Iran and US trade barbs over Rushdie attack, nuclear talks
The US and Iran traded barbs Monday over an EU proposal to revive the nuclear deal, with Tehran warning it, too, has a "plan B", should negotiations break down.
“There are three issues that if resolved, we can reach an agreement in the coming days,” Iranian Foreign Minister Hossein Amirabdollahian said earlier on Monday, suggesting Tehran intends to extend negotiations past an EU deadline set for Monday night.
“We have told them that our red lines should be respected ... We have shown enough flexibility ... We do not want to reach a deal that after 40 days, two months or three months fails to be materialised on the ground.”
State Department spokesman Ned Price said Iran had to give up its “extraneous demands” in order for a deal to be reached, as he ruled out further negotiations.
The comments come as the EU looks to pressure both sides to go public on whether they back a 26 July text proposed by the European bloc to revive the deal, with European diplomats calling it a “yes or no” moment.
Talks to revive the 2015 nuclear deal, known formally as the Joint Comprehensive Plan of Action (JCPOA), have dragged on for 16 months. In recent weeks, negotiators have whittled down differences between the two sides.
According to the Wall Street Journal, European diplomats promised to shut down a probe by the International Atomic Energy Agency (IAEA) into Iran’s undeclared nuclear programme.

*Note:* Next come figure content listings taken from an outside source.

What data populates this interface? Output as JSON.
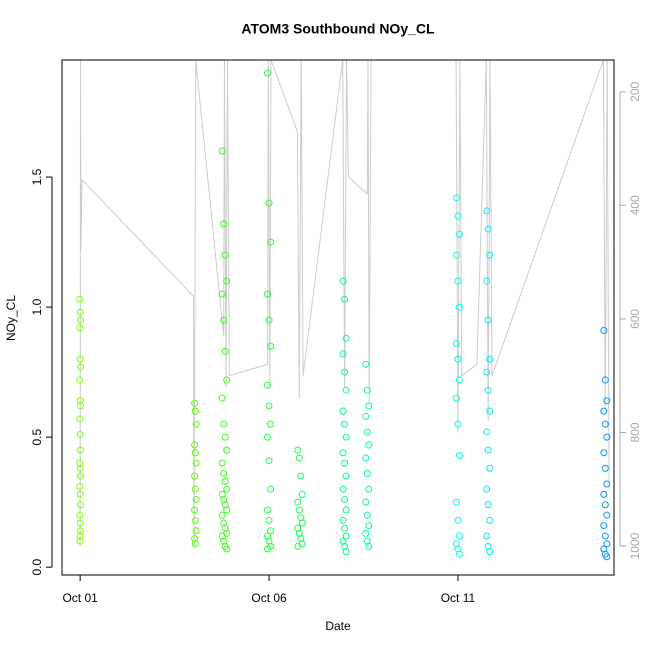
{
  "chart_data": {
    "type": "scatter",
    "title": "ATOM3 Southbound NOy_CL",
    "x_label": "Date",
    "y_label": "NOy_CL",
    "xlim": [
      0.52,
      15.13
    ],
    "xticks": [
      {
        "value": 1,
        "label": "Oct 01"
      },
      {
        "value": 6,
        "label": "Oct 06"
      },
      {
        "value": 11,
        "label": "Oct 11"
      }
    ],
    "ylim": [
      -0.03,
      1.95
    ],
    "yticks": [
      {
        "value": 0,
        "label": "0.0"
      },
      0.5,
      {
        "value": 1,
        "label": "1.0"
      },
      1.5
    ],
    "y2lim": [
      1051,
      144
    ],
    "y2ticks": [
      200,
      400,
      600,
      800,
      1000
    ],
    "series": [
      {
        "color": "#80ff00",
        "x": [
          0.99,
          1.0,
          1.01,
          0.99,
          1.0,
          1.01,
          0.99,
          1.0,
          1.01,
          0.99,
          1.0,
          1.01,
          0.99,
          1.0,
          1.01,
          0.99,
          1.0,
          1.01,
          0.99,
          1.0,
          1.01,
          0.99,
          1.0
        ],
        "values": [
          1.03,
          0.98,
          0.95,
          0.92,
          0.8,
          0.77,
          0.72,
          0.64,
          0.62,
          0.57,
          0.51,
          0.45,
          0.4,
          0.38,
          0.35,
          0.31,
          0.28,
          0.24,
          0.2,
          0.17,
          0.14,
          0.12,
          0.1
        ]
      },
      {
        "color": "#55ff00",
        "x": [
          4.03,
          4.05,
          4.07,
          4.03,
          4.05,
          4.07,
          4.03,
          4.05,
          4.07,
          4.03,
          4.05,
          4.07,
          4.03,
          4.05
        ],
        "values": [
          0.63,
          0.6,
          0.55,
          0.47,
          0.44,
          0.4,
          0.35,
          0.3,
          0.26,
          0.22,
          0.18,
          0.14,
          0.11,
          0.09
        ]
      },
      {
        "color": "#3aff1a",
        "x": [
          4.76,
          4.8,
          4.84,
          4.88,
          4.76,
          4.8,
          4.84,
          4.88,
          4.76,
          4.8,
          4.84,
          4.88,
          4.76,
          4.8,
          4.84,
          4.88,
          4.76,
          4.8,
          4.84,
          4.88,
          4.76,
          4.8,
          4.84,
          4.88,
          4.76,
          4.8,
          4.84,
          4.88
        ],
        "values": [
          1.6,
          1.32,
          1.2,
          1.1,
          1.05,
          0.95,
          0.83,
          0.72,
          0.65,
          0.55,
          0.5,
          0.45,
          0.4,
          0.36,
          0.33,
          0.3,
          0.28,
          0.26,
          0.24,
          0.22,
          0.2,
          0.17,
          0.15,
          0.13,
          0.12,
          0.1,
          0.08,
          0.07
        ]
      },
      {
        "color": "#22ff40",
        "x": [
          5.96,
          6.0,
          6.04,
          5.96,
          6.0,
          6.04,
          5.96,
          6.0,
          6.04,
          5.96,
          6.0,
          6.04,
          5.96,
          6.0,
          6.04,
          5.96,
          6.0,
          6.04,
          5.96
        ],
        "values": [
          1.9,
          1.4,
          1.25,
          1.05,
          0.95,
          0.85,
          0.7,
          0.62,
          0.55,
          0.5,
          0.41,
          0.3,
          0.22,
          0.18,
          0.14,
          0.12,
          0.1,
          0.08,
          0.07
        ]
      },
      {
        "color": "#1aff55",
        "x": [
          6.76,
          6.8,
          6.84,
          6.88,
          6.76,
          6.8,
          6.84,
          6.88,
          6.76,
          6.8,
          6.84,
          6.88,
          6.76
        ],
        "values": [
          0.45,
          0.42,
          0.35,
          0.28,
          0.25,
          0.22,
          0.19,
          0.17,
          0.15,
          0.13,
          0.11,
          0.09,
          0.08
        ]
      },
      {
        "color": "#00ff88",
        "x": [
          7.96,
          8.0,
          8.04,
          7.96,
          8.0,
          8.04,
          7.96,
          8.0,
          8.04,
          7.96,
          8.0,
          8.04,
          7.96,
          8.0,
          8.04,
          7.96,
          8.0,
          8.04,
          7.96,
          8.0,
          8.04
        ],
        "values": [
          1.1,
          1.03,
          0.88,
          0.82,
          0.75,
          0.68,
          0.6,
          0.55,
          0.5,
          0.44,
          0.4,
          0.35,
          0.3,
          0.26,
          0.22,
          0.18,
          0.15,
          0.12,
          0.1,
          0.08,
          0.06
        ]
      },
      {
        "color": "#00ff99",
        "x": [
          8.56,
          8.6,
          8.64,
          8.56,
          8.6,
          8.64,
          8.56,
          8.6,
          8.64,
          8.56,
          8.6,
          8.64,
          8.56,
          8.6,
          8.64
        ],
        "values": [
          0.78,
          0.68,
          0.62,
          0.58,
          0.52,
          0.47,
          0.42,
          0.36,
          0.3,
          0.25,
          0.2,
          0.16,
          0.13,
          0.1,
          0.08
        ]
      },
      {
        "color": "#00ffee",
        "x": [
          10.96,
          11.0,
          11.04,
          10.96,
          11.0,
          11.04,
          10.96,
          11.0,
          11.04,
          10.96,
          11.0,
          11.04,
          10.96,
          11.0,
          11.04,
          10.96,
          11.0,
          11.04
        ],
        "values": [
          1.42,
          1.35,
          1.28,
          1.2,
          1.1,
          1.0,
          0.86,
          0.8,
          0.72,
          0.65,
          0.55,
          0.43,
          0.25,
          0.18,
          0.12,
          0.09,
          0.07,
          0.05
        ]
      },
      {
        "color": "#00eeff",
        "x": [
          11.76,
          11.8,
          11.84,
          11.76,
          11.8,
          11.84,
          11.76,
          11.8,
          11.84,
          11.76,
          11.8,
          11.84,
          11.76,
          11.8,
          11.84,
          11.76,
          11.8,
          11.84
        ],
        "values": [
          1.37,
          1.3,
          1.2,
          1.1,
          0.95,
          0.8,
          0.75,
          0.68,
          0.6,
          0.52,
          0.45,
          0.38,
          0.3,
          0.24,
          0.18,
          0.12,
          0.08,
          0.06
        ]
      },
      {
        "color": "#0099ff",
        "x": [
          14.86,
          14.9,
          14.94,
          14.86,
          14.9,
          14.94,
          14.86,
          14.9,
          14.94,
          14.86,
          14.9,
          14.94,
          14.86,
          14.9,
          14.94,
          14.86,
          14.9,
          14.94
        ],
        "values": [
          0.91,
          0.72,
          0.64,
          0.6,
          0.55,
          0.5,
          0.44,
          0.38,
          0.32,
          0.28,
          0.24,
          0.2,
          0.16,
          0.12,
          0.09,
          0.07,
          0.05,
          0.04
        ]
      },
      {
        "color": "#cccccc",
        "axis": "y2",
        "x": [
          1.0,
          1.01,
          1.02,
          1.05,
          4.0,
          4.02,
          4.04,
          4.06,
          4.8,
          4.82,
          4.86,
          4.9,
          4.95,
          5.96,
          5.98,
          6.02,
          6.05,
          6.75,
          6.8,
          6.85,
          6.9,
          7.95,
          8.0,
          8.05,
          8.1,
          8.6,
          8.62,
          8.65,
          8.7,
          10.95,
          11.0,
          11.05,
          11.1,
          11.5,
          11.75,
          11.8,
          11.85,
          11.9,
          14.85,
          14.9,
          14.95,
          15.0
        ],
        "values": [
          1000,
          144,
          480,
          355,
          560,
          1000,
          510,
          144,
          630,
          144,
          720,
          144,
          700,
          680,
          144,
          720,
          144,
          270,
          740,
          144,
          700,
          144,
          720,
          144,
          350,
          380,
          144,
          750,
          144,
          144,
          800,
          144,
          700,
          680,
          144,
          780,
          144,
          700,
          144,
          760,
          144,
          900
        ]
      }
    ]
  }
}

Tehran has also obtained guarantees about ensuring the economic benefits of a deal.
Meanwhile, the US has managed to push back against Iran's demand that the US lift sanctions on the Revolutionary Guard Corps as a prerequisite to reentering the deal.

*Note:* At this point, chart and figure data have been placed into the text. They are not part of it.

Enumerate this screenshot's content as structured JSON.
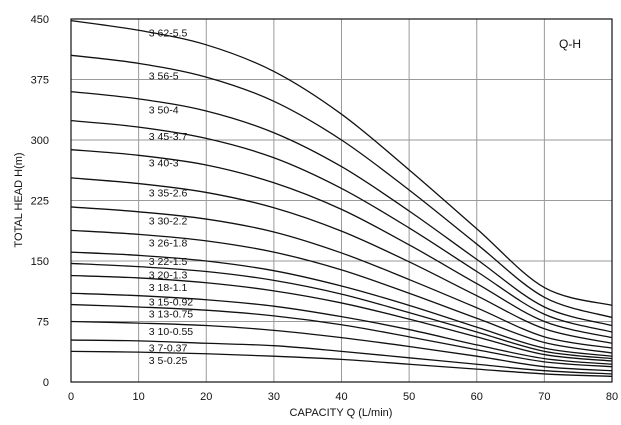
{
  "chart_data": {
    "type": "line",
    "tag": "Q-H",
    "xlabel": "CAPACITY  Q (L/min)",
    "ylabel": "TOTAL HEAD  H(m)",
    "xlim": [
      0,
      80
    ],
    "ylim": [
      0,
      450
    ],
    "x_ticks": [
      "0",
      "10",
      "20",
      "30",
      "40",
      "50",
      "60",
      "70",
      "80"
    ],
    "y_ticks": [
      "0",
      "75",
      "150",
      "225",
      "300",
      "375",
      "450"
    ],
    "grid": true,
    "x": [
      0,
      10,
      20,
      30,
      40,
      50,
      60,
      70,
      80
    ],
    "series": [
      {
        "name": "3 62-5.5",
        "label_x": 11.5,
        "label_y": 433,
        "values": [
          448,
          436,
          418,
          385,
          332,
          263,
          190,
          117,
          95
        ]
      },
      {
        "name": "3 56-5",
        "label_x": 11.5,
        "label_y": 380,
        "values": [
          405,
          395,
          378,
          348,
          300,
          238,
          171,
          105,
          80
        ]
      },
      {
        "name": "3 50-4",
        "label_x": 11.5,
        "label_y": 338,
        "values": [
          360,
          351,
          336,
          309,
          267,
          212,
          152,
          93,
          70
        ]
      },
      {
        "name": "3 45-3.7",
        "label_x": 11.5,
        "label_y": 305,
        "values": [
          324,
          316,
          302,
          278,
          240,
          191,
          137,
          84,
          62
        ]
      },
      {
        "name": "3 40-3",
        "label_x": 11.5,
        "label_y": 272,
        "values": [
          288,
          281,
          269,
          247,
          214,
          170,
          122,
          75,
          55
        ]
      },
      {
        "name": "3 35-2.6",
        "label_x": 11.5,
        "label_y": 235,
        "values": [
          253,
          246,
          235,
          216,
          187,
          149,
          107,
          66,
          48
        ]
      },
      {
        "name": "3 30-2.2",
        "label_x": 11.5,
        "label_y": 200,
        "values": [
          217,
          211,
          202,
          186,
          160,
          127,
          92,
          56,
          42
        ]
      },
      {
        "name": "3 26-1.8",
        "label_x": 11.5,
        "label_y": 173,
        "values": [
          188,
          183,
          175,
          161,
          139,
          110,
          79,
          49,
          36
        ]
      },
      {
        "name": "3 22-1.5",
        "label_x": 11.5,
        "label_y": 150,
        "values": [
          161,
          157,
          150,
          138,
          119,
          95,
          68,
          42,
          32
        ]
      },
      {
        "name": "3 20-1.3",
        "label_x": 11.5,
        "label_y": 133,
        "values": [
          147,
          143,
          137,
          126,
          109,
          86,
          62,
          38,
          29
        ]
      },
      {
        "name": "3 18-1.1",
        "label_x": 11.5,
        "label_y": 118,
        "values": [
          132,
          129,
          123,
          113,
          98,
          78,
          56,
          34,
          26
        ]
      },
      {
        "name": "3 15-0.92",
        "label_x": 11.5,
        "label_y": 100,
        "values": [
          110,
          107,
          102,
          94,
          81,
          65,
          46,
          29,
          22
        ]
      },
      {
        "name": "3 13-0.75",
        "label_x": 11.5,
        "label_y": 85,
        "values": [
          96,
          93,
          89,
          82,
          71,
          56,
          40,
          25,
          19
        ]
      },
      {
        "name": "3 10-0.55",
        "label_x": 11.5,
        "label_y": 63,
        "values": [
          75,
          73,
          70,
          64,
          55,
          44,
          32,
          19,
          14
        ]
      },
      {
        "name": "3 7-0.37",
        "label_x": 11.5,
        "label_y": 43,
        "values": [
          52,
          51,
          48,
          45,
          38,
          30,
          22,
          14,
          10
        ]
      },
      {
        "name": "3 5-0.25",
        "label_x": 11.5,
        "label_y": 27,
        "values": [
          38,
          37,
          35,
          32,
          28,
          22,
          16,
          10,
          7
        ]
      }
    ]
  }
}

The US has said it will provide a response to the European Union's "final" text on reviving the deal in private but gave no timeline. Iran said it will respond by Monday, but no answer had come by the time of publication.
Salman Rushdie attack
The talks come as the two sides clashed over the stabbing of British author Salman Rushdie in upstate New York last week.
Iran pushed back against claims it had any links to the author’s attacker, even as it blamed Rushdie himself for "insulting" Islam in the novel "The Satanic Verses”.

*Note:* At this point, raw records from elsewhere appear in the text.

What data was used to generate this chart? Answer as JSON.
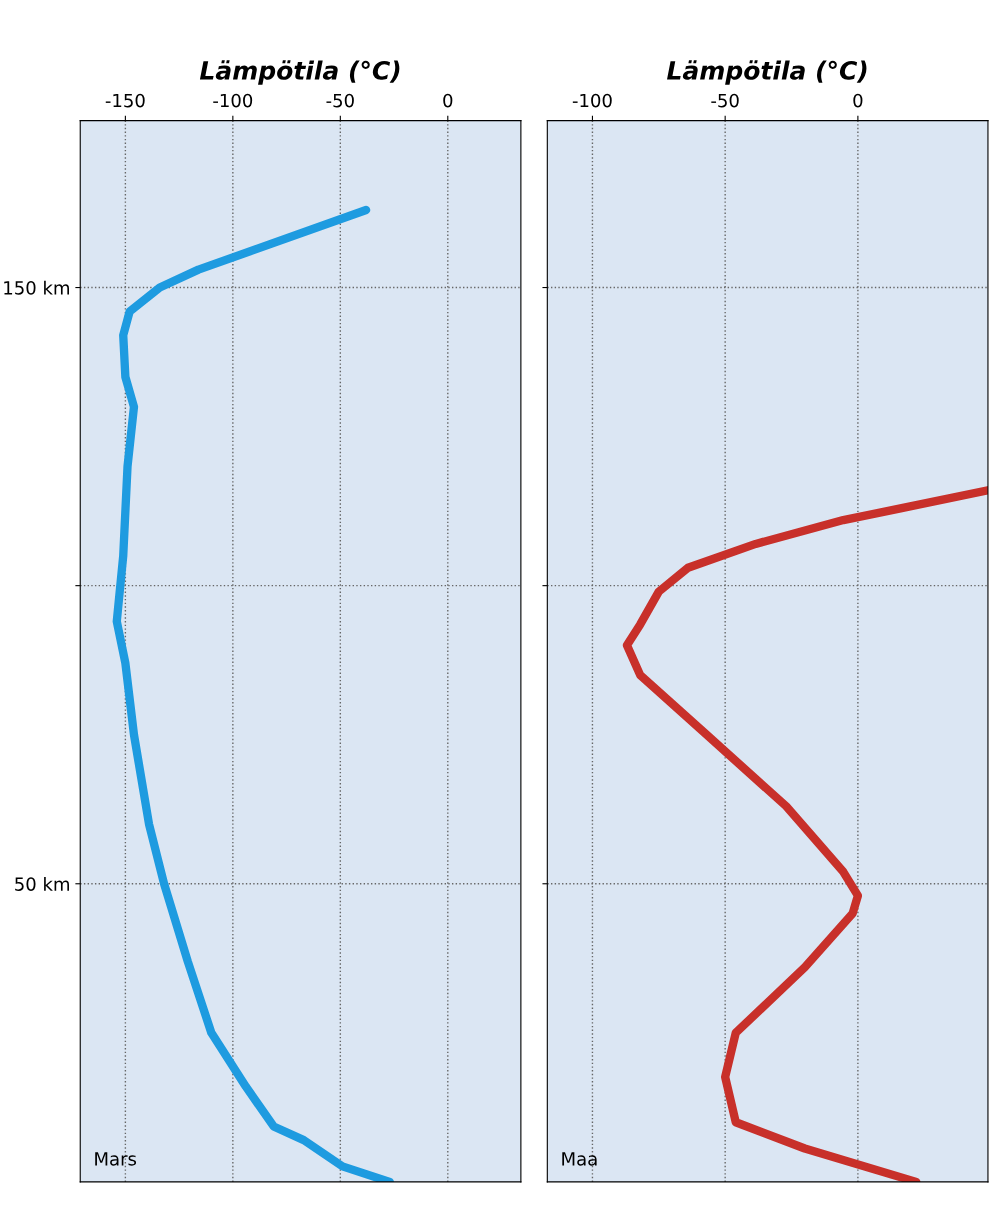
{
  "chart_data": [
    {
      "type": "line",
      "xlabel": "Lämpötila (°C)",
      "xlim": [
        -171,
        34
      ],
      "xticks": [
        -150,
        -100,
        -50,
        0
      ],
      "ylim": [
        0,
        178
      ],
      "yticks": [
        {
          "value": 50,
          "label": "50 km"
        },
        {
          "value": 100,
          "label": null
        },
        {
          "value": 150,
          "label": "150 km"
        }
      ],
      "grid": true,
      "annotations": [
        "Mars"
      ],
      "series": [
        {
          "color": "#1e9be0",
          "x": [
            -38,
            -116,
            -134,
            -148,
            -151,
            -150,
            -146,
            -149,
            -151,
            -154,
            -150,
            -146,
            -139,
            -132,
            -121,
            -110,
            -94,
            -81,
            -67,
            -49,
            -27
          ],
          "values": [
            163,
            153,
            150,
            146,
            142,
            135,
            130,
            120,
            105,
            94,
            87,
            75,
            60,
            50,
            37,
            25,
            16,
            9.3,
            7,
            2.6,
            0
          ]
        }
      ]
    },
    {
      "type": "line",
      "xlabel": "Lämpötila (°C)",
      "xlim": [
        -117,
        49
      ],
      "xticks": [
        -100,
        -50,
        0
      ],
      "ylim": [
        0,
        178
      ],
      "yticks": [
        {
          "value": 50,
          "label": null
        },
        {
          "value": 100,
          "label": null
        },
        {
          "value": 150,
          "label": null
        }
      ],
      "grid": true,
      "tick_labels": "x",
      "annotations": [
        "Maa"
      ],
      "series": [
        {
          "color": "#c8302a",
          "x": [
            49,
            16.5,
            -5.5,
            -38.5,
            -64,
            -75,
            -82,
            -87,
            -82,
            -57,
            -27,
            -5.5,
            0,
            -2,
            -20,
            -46,
            -50,
            -46,
            -20,
            22
          ],
          "values": [
            116,
            113,
            111,
            107,
            103,
            99,
            93.5,
            90,
            85,
            75,
            63,
            52,
            48,
            45,
            36,
            25,
            17.6,
            10,
            5.6,
            0
          ]
        }
      ]
    }
  ]
}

"In this attack, we do not consider anyone other than Salman Rushdie and his supporters worthy of blame and even condemnation," Iran's Ministry of Foreign Affairs spokesman, Nasser Kanaani, said.
"By insulting the sacred matters of Islam and crossing the red lines of more than 1.5 billion Muslims and all followers of the divine religions, Salman Rushdie has exposed himself to the anger and rage of the people."
In Washington, US State Department spokesman Ned Price blasted the statements by Kanaani blaming Rushdie for the attack.
"It's despicable. It's disgusting and we condemn it,” he said.
The award-winning writer had spent years under police protection after Iranian leaders in 1989 called for Rushdie's killing over his portrayal of Islam and the Prophet Mohammed in the novel "The Satanic Verses".
Iran's then-supreme leader, Ayatollah Ruhollah Khomeini, issued a religious decree, or fatwa, ordering Muslims to kill Rushdie for what he deemed the blasphemous nature of "The Satanic Verses".
The fatwa was never officially lifted and translators of the novel were attacked in the past. Hitoshi Igarashi, a scholar who translated the novel into Japanese, was fatally stabbed in Tokyo in 1991.
The ultra-conservative Kayhan newspaper, whose director is appointed by current supreme leader Ayatollah Ali Khamenei, greeted the attack.
"Bravo to this courageous and duty-conscious man who attacked the apostate and depraved Salman Rushdie in New York," it said.
With the exception of reformist publication Etemad, Iranian media followed a similar line, also describing Rushdie as an "apostate".
One state-owned paper in Iran said that the "neck of the devil" had been "cut by a razor".